Gülümseyerek cevap verdi Ozan:" Sende aya benziyorsun. Atımdaki yaya benziyorsun."

 

Hava kararmıştı. Bozkırı soğuk bir esinti kaplamıştı. Uzaklardan çakal uğultuları geliyor zaman zaman kurt uluması ile birbirine karışıyordu.

 

Yıldıku, bir demet çiçekle kalbi kazanılacak bir kız değildi. Yüreğindeki acılar onu demir gibi eritmiş sonunda ise çelik gibi sert bir iradeye kavuşturmuştu.

 

Kışın yüzeyi donan bir ırmağa benzetti Ozan Yıldıku'yu.
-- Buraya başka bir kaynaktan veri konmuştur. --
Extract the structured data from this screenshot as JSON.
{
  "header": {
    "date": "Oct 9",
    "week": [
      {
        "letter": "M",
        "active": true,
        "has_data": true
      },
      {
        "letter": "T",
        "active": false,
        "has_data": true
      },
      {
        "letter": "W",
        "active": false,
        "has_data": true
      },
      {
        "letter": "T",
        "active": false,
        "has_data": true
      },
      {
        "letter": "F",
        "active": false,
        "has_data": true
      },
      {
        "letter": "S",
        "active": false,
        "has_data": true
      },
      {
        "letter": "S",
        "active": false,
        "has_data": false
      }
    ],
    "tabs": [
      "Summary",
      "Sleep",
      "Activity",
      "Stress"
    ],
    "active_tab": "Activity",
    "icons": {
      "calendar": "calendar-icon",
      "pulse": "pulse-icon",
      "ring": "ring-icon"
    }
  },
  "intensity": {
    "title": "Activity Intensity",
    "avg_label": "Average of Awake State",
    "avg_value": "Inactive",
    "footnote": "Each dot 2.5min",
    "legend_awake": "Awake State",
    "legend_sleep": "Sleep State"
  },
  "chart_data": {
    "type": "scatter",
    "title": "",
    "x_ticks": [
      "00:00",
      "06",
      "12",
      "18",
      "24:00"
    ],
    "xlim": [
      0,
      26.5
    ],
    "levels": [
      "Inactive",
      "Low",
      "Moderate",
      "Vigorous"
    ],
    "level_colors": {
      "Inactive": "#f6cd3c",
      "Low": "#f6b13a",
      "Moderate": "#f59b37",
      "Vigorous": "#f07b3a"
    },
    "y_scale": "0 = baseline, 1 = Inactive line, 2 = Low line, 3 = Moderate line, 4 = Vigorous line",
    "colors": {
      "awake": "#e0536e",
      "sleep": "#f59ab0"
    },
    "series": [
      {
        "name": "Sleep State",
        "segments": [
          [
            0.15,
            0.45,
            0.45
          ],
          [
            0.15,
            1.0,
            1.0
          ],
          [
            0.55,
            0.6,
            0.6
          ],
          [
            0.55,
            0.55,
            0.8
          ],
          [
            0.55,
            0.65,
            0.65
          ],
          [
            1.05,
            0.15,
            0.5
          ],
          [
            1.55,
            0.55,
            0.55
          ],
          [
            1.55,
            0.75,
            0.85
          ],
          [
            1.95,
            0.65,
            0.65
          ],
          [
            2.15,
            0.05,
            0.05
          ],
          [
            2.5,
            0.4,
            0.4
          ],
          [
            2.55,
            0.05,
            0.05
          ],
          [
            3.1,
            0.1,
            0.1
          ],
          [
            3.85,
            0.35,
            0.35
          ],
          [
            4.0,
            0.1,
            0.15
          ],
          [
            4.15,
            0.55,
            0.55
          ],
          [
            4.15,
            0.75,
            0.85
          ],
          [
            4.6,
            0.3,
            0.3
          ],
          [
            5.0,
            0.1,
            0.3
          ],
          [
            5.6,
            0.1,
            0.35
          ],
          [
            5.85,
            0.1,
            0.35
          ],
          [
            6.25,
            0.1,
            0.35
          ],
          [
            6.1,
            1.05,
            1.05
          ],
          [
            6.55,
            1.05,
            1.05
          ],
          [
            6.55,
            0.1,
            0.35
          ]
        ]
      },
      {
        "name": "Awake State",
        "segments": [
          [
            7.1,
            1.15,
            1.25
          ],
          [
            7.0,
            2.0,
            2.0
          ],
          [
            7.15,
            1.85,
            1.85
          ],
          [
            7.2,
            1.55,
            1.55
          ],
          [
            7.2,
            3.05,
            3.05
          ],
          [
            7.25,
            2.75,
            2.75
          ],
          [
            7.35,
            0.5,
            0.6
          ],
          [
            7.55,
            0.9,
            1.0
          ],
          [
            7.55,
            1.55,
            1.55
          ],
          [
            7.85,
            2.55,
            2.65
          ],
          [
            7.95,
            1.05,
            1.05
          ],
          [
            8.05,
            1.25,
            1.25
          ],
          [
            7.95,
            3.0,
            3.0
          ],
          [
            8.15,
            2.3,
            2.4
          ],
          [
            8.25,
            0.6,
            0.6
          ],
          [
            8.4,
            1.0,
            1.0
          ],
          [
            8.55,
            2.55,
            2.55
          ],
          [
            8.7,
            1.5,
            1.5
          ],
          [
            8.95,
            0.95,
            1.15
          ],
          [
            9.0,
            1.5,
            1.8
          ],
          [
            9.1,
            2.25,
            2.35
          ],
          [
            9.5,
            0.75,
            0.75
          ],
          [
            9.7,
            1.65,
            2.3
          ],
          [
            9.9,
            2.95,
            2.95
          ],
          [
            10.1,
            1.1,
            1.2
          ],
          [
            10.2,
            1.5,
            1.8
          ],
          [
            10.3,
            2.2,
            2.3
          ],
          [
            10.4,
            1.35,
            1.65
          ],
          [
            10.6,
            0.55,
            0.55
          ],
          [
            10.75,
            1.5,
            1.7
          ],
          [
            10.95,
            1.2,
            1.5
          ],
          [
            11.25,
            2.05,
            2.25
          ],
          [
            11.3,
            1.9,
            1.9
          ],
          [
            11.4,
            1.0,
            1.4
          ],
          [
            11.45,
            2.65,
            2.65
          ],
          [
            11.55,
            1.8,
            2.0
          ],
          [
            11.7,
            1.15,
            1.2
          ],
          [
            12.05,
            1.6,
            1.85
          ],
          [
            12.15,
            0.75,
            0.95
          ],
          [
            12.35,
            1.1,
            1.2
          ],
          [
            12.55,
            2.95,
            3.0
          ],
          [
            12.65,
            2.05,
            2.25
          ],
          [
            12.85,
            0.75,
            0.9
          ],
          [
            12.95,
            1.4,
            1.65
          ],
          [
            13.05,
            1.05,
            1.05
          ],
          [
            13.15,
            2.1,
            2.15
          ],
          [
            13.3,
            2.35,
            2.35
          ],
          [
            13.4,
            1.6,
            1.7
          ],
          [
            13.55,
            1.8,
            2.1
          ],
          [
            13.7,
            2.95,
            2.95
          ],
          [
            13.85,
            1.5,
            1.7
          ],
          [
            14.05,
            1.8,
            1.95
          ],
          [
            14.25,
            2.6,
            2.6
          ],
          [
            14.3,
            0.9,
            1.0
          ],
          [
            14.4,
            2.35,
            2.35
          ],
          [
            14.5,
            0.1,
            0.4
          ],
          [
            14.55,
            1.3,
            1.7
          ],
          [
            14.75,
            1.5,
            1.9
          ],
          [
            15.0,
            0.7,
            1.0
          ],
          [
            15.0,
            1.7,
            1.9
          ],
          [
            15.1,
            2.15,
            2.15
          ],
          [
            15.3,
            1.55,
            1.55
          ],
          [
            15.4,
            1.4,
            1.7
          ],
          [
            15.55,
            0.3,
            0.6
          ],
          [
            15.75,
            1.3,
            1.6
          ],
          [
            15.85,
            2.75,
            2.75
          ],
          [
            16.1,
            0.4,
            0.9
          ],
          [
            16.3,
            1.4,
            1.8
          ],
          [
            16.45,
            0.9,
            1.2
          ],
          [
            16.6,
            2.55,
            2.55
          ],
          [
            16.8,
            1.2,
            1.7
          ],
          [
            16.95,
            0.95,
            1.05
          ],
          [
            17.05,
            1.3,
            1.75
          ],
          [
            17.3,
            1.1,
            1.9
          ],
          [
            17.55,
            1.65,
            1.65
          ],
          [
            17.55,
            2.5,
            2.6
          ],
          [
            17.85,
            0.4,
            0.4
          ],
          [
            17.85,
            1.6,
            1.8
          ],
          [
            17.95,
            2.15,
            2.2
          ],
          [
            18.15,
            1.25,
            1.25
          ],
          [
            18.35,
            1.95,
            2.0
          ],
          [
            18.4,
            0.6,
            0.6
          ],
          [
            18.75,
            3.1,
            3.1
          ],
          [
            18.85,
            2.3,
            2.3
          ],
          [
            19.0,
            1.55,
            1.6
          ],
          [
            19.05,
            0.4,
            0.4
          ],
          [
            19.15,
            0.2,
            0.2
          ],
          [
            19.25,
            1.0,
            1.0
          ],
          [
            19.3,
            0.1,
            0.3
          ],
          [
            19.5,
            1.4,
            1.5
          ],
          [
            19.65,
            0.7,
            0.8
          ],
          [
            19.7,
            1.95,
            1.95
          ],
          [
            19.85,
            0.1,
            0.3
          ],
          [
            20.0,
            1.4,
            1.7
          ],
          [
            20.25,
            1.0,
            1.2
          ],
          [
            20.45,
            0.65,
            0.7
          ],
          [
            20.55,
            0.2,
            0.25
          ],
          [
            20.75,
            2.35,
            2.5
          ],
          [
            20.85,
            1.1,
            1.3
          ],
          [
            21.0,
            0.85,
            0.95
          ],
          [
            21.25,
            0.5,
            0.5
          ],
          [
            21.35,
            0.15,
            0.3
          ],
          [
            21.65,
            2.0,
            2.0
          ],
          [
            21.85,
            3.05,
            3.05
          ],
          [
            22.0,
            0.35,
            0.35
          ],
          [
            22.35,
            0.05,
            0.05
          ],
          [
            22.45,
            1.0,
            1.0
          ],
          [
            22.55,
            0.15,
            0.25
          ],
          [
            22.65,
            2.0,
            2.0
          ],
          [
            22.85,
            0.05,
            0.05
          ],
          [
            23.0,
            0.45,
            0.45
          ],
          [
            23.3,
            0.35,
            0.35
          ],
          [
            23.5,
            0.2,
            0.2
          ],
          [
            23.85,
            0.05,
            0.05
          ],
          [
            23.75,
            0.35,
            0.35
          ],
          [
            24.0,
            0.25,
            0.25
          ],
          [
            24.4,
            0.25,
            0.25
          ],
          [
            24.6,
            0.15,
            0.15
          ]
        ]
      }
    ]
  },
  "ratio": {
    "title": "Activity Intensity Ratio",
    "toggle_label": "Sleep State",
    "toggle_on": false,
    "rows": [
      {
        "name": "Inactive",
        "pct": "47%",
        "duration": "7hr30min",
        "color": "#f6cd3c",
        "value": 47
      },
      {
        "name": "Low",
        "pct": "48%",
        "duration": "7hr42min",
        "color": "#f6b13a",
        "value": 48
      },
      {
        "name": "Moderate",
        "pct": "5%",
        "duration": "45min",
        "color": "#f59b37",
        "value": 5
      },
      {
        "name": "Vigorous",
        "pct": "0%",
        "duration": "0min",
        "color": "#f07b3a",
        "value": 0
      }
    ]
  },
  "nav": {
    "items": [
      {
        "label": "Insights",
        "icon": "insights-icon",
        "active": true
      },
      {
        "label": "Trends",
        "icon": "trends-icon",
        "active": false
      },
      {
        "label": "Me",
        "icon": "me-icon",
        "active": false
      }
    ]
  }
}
Kim bilir içinden ne fırtınalar geçiyordu.

 

Hava ayazdı. İki genç gecenin karanlığını aydınlatan ay ışığında göz göze geldi. Uzun uzun bakıştılar. “Gözlerin” dedi Ozan içinden.  Gözlerin kalu belada kaybettiğim gözlerime ne kadar da benziyor.

 

Güneş derin bir uykuya dalarken gökyüzünü aydınlatan yıldızları karşılamaya hazırlanan Ozan kopuzun tellerine vurmaya başladı ve şu diziler döküldü dilinden;

 

“Dolunay bozkırı aydınlatınca

Tanrı Dağından Umay gibi çık gel

Koşuklarım gökte yankılanınca

Bin yıllık setleri ok gibi yık gel

 

Güzelliğinle titresin Tanrı Dağı

Saçlarını yıkasın Orhun

Ötüken’de yankılansın sesin

Dile gelsin Ozanlar

Türküler yaksın gözlerine

Bakışların ısıtsın geceleri

Çalsın kopuzlar

Nameler süzülsün zülfünden

 

Umay bakışlım

Gözlerin bin yıldıza bedel

Bir bakışın bin yıla bedel

Hangi bin yılın özlemidir bu

Gobi çölü gibi kavurur

Bu uslanmaz gönlümü”

 

Aydan parlak yüzüyle yıldızları yanında sönük bırakan Yıldıku Ozan’a dönerek;

“Adın kelâmların hası

Aktı gözlerimin pası

Bitti gönlümün yası

Sen geldin zambaklar açtı” dedi.

 

Gökteki ay çoktan tepeyi aşmıştı. Âşıkların bu tatlı atışmasını duyan bozkırdaki tüm ruhlarda onları yüksekçe bir tepeden izliyordu. Yanan ateşin çıtırtıları bozkırın sonsuzluğunda yankılanırken Ozan Mevlidi gülümseyerek;

 

“Yanarım aşkından kor alev gibi

Bin bir beyit yazsam da kâfi gelmez

Yüzün bir nur yüzün bir pınar gibi

Ay bile cemâlinden sâfi gelmez” dedi ve ekledi:


Gönül ülkemin Melikesi

Yıldıkum

Yar dedim sana ezelden

Seçtim seni bin güzelden

Okumadım böyle gazelden

 

Gönül ülkemin Melikesi

Yıldıkum

Sende tattım aşkın tadını

Gönül defterine kazıdım adını

Senden öte süremem aşkın atını

 

Gönül ülkemin Melikesi

Yıldıkum

Gel köleni azat eyle

Yıkık gönül tahtımı abat eyle

Beni sevda ilinden berat eyle

 

Gönül ülkemin Melikesi

Yıldıkum

Göktürk ilinde hânımsın

Sefere çıkınca kağanımsın

Aşk dilinde sol yanımsın

 

Gönül ülkemin Melikesi

Yıldıkum

Kalu belada gördüm seni

İlmek ilmek ördüm seni

Yüreğime gömdüm seni

 

Gönül ülkemin Melikesi

Yıldıkum

Ozan Mevlidi ırmak gibi coştu

Patika yollardan sana koştu

Sen yoksan yalan dünya boştu.

 

 Yazar: Alp Er Tarık 

Not: Bu yazının tüm hakları https://mevlidi.blogspot.com aittir. Tamamının veya bir kısmının izinsiz kullanılması yasaktır.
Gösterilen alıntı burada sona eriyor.